I grew up in Wuhan, China, which has, and will always have, a special place in my heart. It is where I spent the first 22 years of my life. Wuhan is where most of my family, relatives, and friends are. Wuhan is my home. Wuhan is my root. Wuhan may not be a well-known Chinese mega-city like Beijing or Shanghai, but it is a large metropolitan area with a population of 11 million. Wuhan is one of China’s transportation hubs and is the financial, cultural, and educational center of central China. Since January 2020, Wuhan has been known, unfortunately, for another thing: the coronavirus.
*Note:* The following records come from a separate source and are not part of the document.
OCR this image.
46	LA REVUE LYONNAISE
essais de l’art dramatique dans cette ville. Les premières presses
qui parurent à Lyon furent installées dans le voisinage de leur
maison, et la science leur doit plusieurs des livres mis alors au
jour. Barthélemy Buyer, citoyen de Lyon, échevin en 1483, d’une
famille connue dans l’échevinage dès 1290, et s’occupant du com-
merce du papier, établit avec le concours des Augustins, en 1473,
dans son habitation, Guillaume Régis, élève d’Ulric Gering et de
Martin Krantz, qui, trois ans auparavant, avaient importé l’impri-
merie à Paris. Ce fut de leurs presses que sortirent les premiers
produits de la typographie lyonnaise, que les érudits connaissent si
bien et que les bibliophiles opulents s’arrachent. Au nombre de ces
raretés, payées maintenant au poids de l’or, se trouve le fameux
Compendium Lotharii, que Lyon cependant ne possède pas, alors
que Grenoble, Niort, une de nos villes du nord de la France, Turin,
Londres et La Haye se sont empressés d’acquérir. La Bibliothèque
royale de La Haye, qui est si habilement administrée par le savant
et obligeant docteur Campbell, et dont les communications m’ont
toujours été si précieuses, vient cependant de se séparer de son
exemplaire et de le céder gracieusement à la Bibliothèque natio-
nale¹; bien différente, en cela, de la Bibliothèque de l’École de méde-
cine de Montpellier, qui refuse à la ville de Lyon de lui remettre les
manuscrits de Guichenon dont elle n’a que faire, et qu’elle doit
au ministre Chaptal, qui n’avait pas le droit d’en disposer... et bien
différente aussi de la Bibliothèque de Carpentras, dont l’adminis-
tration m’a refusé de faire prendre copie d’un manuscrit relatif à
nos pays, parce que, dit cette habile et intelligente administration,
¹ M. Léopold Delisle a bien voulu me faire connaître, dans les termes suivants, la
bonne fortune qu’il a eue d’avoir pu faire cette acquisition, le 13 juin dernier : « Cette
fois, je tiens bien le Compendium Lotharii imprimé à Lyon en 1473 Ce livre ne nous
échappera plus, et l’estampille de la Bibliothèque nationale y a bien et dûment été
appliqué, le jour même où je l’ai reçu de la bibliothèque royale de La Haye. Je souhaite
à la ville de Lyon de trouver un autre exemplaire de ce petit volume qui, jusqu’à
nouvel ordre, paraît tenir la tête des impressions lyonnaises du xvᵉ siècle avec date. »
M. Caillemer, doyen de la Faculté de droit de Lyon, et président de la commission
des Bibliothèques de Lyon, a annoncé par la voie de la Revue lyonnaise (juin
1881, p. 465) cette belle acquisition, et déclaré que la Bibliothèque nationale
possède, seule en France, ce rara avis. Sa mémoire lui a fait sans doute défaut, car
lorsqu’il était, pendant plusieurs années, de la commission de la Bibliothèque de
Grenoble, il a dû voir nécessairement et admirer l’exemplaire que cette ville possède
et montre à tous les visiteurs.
It was the middle of December 2019 when I first read on a Chinese social media platform about a respiratory disease going around in Wuhan. At that time, the disease was simply classified as a “pneumonia of an unknown cause.” I glanced through the article quickly and did not really pay much attention, as my years of PhD training in science have taught me not to trust such anecdotal stories easily. Two weeks later, the Chinese government, for the first time, confirmed the spread of the disease. Scientists identified the cause as a novel coronavirus. The official message was that there was no evidence of human-to-human transmission and the government had the situation under control, thus there should not be any reason to worry the general public.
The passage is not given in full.